17. It is also right to observe that whilst the judge was strictly-speaking correct to say that the duty under section 55 of the Borders, Citizenship and Immigration Act 2009 is framed in terms of children residing in the UK, it was nevertheless a misplaced observation given that its spirit has to be applied when determining out-of-country appeals (see Mundeba, above). The judge’s observation as to the applicability of this statutory provision was however immaterial to the outcome of the appeal given that she went on to consider the matter upon the hypothesis that section 55 did apply, and she thereafter reached a conclusion that was reasonably open to her (paragraph 39 of the Decision).
18. I turn now to consider whether the limited errors of law that I have upheld concerning the first and second grounds of appeal are so fundamental that they undermine the safety of the First-tier Tribunal’s decision to dismiss the appeal and thus necessitate its rehearing.
19. Whilst I have only upheld one of the multiple incidents of procedural unfairness that are pleaded in the first ground of appeal, I nevertheless recognise that the right to a fair hearing is absolute and that any infraction is accordingly bound to undermine the safety of the decision upon which it is based.
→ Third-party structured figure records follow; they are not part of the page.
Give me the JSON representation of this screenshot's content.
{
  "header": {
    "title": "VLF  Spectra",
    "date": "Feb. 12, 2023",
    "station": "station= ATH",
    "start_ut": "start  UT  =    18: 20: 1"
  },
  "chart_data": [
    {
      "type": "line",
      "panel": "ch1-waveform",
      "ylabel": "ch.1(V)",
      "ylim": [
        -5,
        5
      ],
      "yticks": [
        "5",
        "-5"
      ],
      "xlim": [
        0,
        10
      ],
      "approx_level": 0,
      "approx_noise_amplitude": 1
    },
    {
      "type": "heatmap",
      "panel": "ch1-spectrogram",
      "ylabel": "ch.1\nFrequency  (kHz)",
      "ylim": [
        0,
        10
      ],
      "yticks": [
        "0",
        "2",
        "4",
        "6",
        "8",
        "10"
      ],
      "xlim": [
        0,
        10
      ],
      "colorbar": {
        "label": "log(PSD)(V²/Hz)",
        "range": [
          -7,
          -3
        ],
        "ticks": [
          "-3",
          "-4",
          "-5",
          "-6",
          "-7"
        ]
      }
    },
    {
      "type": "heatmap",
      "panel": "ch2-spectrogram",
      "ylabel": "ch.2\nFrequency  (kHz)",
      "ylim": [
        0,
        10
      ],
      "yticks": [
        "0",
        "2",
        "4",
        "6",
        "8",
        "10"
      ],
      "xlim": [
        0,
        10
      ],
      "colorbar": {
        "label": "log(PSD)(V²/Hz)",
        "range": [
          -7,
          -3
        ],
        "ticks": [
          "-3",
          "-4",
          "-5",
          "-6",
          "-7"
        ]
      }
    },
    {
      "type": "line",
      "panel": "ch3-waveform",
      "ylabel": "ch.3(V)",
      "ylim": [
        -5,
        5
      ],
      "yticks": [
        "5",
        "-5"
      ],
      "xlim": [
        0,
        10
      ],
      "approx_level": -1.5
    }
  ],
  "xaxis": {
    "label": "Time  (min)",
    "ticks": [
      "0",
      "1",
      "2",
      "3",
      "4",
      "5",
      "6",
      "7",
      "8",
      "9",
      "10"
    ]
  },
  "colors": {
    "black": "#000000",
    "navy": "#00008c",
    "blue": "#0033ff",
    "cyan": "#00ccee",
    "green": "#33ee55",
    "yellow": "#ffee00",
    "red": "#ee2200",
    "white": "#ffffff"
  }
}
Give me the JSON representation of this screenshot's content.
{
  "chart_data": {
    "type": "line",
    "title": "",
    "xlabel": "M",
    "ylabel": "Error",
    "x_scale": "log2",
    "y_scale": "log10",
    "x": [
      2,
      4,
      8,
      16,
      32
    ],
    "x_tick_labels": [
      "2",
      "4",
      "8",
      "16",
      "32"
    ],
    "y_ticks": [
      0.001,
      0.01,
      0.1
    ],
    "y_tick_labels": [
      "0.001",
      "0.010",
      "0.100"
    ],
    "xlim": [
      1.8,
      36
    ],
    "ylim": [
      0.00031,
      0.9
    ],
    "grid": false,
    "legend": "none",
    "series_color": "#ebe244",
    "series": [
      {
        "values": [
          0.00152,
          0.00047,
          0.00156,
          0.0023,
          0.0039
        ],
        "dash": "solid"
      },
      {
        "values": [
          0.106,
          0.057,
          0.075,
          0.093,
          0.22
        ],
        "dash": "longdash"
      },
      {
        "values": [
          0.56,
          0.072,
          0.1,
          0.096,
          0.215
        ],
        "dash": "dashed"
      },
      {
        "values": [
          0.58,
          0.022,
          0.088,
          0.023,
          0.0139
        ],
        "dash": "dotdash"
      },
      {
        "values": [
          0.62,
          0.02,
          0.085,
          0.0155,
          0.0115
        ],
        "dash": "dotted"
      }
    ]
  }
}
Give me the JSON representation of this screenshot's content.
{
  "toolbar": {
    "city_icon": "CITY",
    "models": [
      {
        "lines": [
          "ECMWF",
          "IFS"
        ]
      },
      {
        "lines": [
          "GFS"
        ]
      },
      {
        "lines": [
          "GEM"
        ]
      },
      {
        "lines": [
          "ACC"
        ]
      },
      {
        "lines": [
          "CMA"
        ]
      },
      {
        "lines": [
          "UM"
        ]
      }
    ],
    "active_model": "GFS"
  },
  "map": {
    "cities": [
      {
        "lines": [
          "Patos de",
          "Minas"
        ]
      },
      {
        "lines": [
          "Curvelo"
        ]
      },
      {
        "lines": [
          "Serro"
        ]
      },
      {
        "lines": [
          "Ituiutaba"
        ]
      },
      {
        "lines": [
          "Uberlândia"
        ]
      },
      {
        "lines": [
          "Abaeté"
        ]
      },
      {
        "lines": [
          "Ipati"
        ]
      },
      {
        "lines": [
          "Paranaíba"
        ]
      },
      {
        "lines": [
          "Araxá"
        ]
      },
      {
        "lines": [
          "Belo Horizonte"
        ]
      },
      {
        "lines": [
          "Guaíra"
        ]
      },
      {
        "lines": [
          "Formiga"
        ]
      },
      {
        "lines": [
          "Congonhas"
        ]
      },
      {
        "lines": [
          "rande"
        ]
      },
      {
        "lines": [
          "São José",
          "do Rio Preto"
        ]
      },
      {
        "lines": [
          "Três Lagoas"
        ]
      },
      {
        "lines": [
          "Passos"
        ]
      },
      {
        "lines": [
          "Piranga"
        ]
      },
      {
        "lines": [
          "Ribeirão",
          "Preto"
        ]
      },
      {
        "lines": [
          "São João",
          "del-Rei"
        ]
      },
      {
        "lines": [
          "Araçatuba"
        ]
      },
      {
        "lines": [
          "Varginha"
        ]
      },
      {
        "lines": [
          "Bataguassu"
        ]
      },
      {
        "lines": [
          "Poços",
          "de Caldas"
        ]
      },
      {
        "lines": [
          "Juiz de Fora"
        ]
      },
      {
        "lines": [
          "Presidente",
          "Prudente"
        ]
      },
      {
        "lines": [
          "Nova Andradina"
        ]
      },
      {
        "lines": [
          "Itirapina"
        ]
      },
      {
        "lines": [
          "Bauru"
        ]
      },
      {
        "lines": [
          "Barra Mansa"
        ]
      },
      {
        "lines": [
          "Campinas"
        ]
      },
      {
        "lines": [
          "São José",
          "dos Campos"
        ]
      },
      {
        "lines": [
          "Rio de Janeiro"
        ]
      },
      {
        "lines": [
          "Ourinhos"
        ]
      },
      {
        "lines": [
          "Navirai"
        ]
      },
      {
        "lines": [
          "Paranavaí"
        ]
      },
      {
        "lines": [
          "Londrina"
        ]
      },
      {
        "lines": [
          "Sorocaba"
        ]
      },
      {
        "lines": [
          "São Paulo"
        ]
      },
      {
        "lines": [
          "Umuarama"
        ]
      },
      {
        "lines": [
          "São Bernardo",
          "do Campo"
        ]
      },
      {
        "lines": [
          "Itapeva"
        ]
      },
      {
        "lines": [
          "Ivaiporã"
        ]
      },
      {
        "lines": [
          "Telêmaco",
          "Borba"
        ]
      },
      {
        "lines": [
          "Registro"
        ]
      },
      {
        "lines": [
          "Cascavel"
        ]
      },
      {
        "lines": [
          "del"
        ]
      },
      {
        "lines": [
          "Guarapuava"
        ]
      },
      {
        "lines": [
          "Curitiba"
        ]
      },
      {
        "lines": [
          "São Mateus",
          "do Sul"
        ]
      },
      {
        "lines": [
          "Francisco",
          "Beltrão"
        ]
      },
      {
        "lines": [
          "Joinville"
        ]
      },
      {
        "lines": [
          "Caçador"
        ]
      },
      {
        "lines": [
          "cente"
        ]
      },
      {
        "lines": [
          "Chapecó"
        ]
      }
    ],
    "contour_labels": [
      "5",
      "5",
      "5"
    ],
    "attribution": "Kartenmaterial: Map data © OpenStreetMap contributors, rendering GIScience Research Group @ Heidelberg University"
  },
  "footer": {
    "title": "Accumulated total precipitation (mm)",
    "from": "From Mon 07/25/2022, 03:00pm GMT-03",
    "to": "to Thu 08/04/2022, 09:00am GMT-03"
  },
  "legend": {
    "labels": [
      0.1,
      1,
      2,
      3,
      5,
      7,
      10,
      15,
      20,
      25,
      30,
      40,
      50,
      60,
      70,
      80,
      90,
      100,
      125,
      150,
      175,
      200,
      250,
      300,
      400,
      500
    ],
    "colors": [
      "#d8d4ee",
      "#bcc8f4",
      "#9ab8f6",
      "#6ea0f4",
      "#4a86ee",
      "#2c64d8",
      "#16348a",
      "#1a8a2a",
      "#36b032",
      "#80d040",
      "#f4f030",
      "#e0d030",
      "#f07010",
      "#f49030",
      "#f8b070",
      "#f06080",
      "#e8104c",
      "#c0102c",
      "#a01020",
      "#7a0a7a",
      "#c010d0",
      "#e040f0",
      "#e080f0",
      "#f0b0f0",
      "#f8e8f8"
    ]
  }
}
The judge moreover made it plain that, absent documentary evidence, the outcome of the appeal would, “rest on the credibility of the Sponsor and her evidence”. It is further clear that what the judge perceived to be the contradictory evidence concerning the sponsor’s participation in the appellant’s upbringing was a significant factor in finding that the Sponsor was not, “a credible witness” [23].
20. As previously noted, the irrationality of the finding that the appellant had not proved that the sponsor’s financial support was necessary to meet her, “essential living needs”, may not of itself have sufficed to merit setting aside the First-tier Tribunal’s decision to dismiss the appeal. However, when taken together with the procedural unfairness that I have upheld in the first ground, I have no doubt that setting aside the decision is the only proper course to take. This will incidentally also allow the appellant to adduce evidence in the First-tier Tribunal that I refused to admit at the ‘error of law stage’ in the Upper Tribunal. I nevertheless stress that this has not played any part in my decision to remit this appeal for rehearing.
Notice of Decision
1. The appeal from the First-tier Tribunal is allowed and its decision to dismiss the appeal from the decision of the Entry Clearance Officer is set aside with none of the findings preserved.
2. The appellant’s appeal from the decision of the Entry Clearance Officer is remitted to be determined by a judge of the First-tier Tribunal other than Judge Turner.